Another thing that is evident beneath the surface of Dante's work, foreign as it may be to us now, is the orientation characteristic of the Middle Ages whereby people are guided "by a spiritual compass rather than a physical one." In other words, Dante's map was in a way spiritually correct, i.e. it resonated with a spiritual truth; regardless of the fact that we know that physically it makes no sense. (We have been to the moon, and we have not passed God on the way.) Other examples from the time, like the mappae mundi, represent completely warped landmasses with Jerusalem at the center. This makes a different kind of sense. And it is quite amazing to realize how foreign this type of thinking is to us now. Much has changed in our worldview; and yet we can never seem to imaging any other kind of thinking being possible than the worldview we currently hold.
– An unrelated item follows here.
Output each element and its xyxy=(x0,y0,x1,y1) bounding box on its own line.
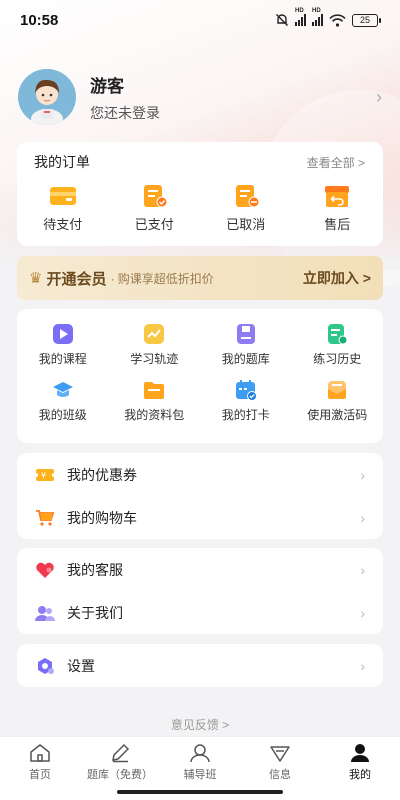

Thus is the nature of a paradigm. As Wertheim writes,
A major problem, I suggest, is that the very questions raised here are quintessentially modern. They are framed within the context of our purely physicalist paradigm, which was quite alien to the medieval mind-set. When we ask if Dante 'really' believed in a set of heavenly spheres or a hellish chasm inside the earth, we are asking questions about physical space. In our minds we start wondering how far above the earth the lunar sphere would be. How far below the surface would the second circle of Hell be found? At what longitude might Purgatory be? We do this because we cannot help it. Our minds have been so trained - so brainwashed - to think of space in purely physical terms, it is almost impossible for us to think in any other way. It is not just that we have been to the moon and found no crystal spheres, or that we have circumnavigated the globe and found no terraced mountain; we simply cannot imagine a place being 'real' unless it has a mathematically precise location in physical space (69).
In Dante's time, it was possible to perform what we might think of today as amazing feats of intellectual acrobatics. Dante used somewhat familar means - geometry - but to bizarre ends, coupled with poetic language. "Passing through 'the skin of the universe' the virtual Dante looks out to see a Blazing Point of light around which circle nine rings of fire: God and the angelic orders symbolically rendered in light. Here, all directions and all dimensions fuse: 'the Burning Point is not only the center, the innermost, but also the highest, the outermost' reference. In this single point of infinite love is contained the whole of time and space" (72-3).
The key to this creative interpretation of religious experience is that "Body-space and soul-space have been melded into one-space. The mystery is beyond intellection" (73).
How foreign! How wonderful!
I get frustrated when people are so resigned to the state of things, poo-pooing alternative visions for our world with a simple, defeatist, "It's just the way things are." But as this example highlights, everything is a product of its time yet - or indeed, therefore - subject to change! This is why it is so important to be cognizant of the ways our technology is changing our very humanness! I am reminded of Marx's assertion that there is no such thing as 'human nature' per se, and that what we think of as being innate to our humanness is in fact historically situated. "Life," he argues, "is not determined by consciousness, but consciousness by life."
The question I am left wondering, however, is whether a spiritual conception of our world is actually possible when we live amongst technologies that so aggressively assert a scientific paradigm. How can we reconcile technologies with spirituality when the two embody entirely separate ways of thinking? I suppose the answer lies in the realization that what we really need is a paradigm shift, and entirely new way of thinking that allows for both, or for something new and more harmonious with our mental health and wellbeing.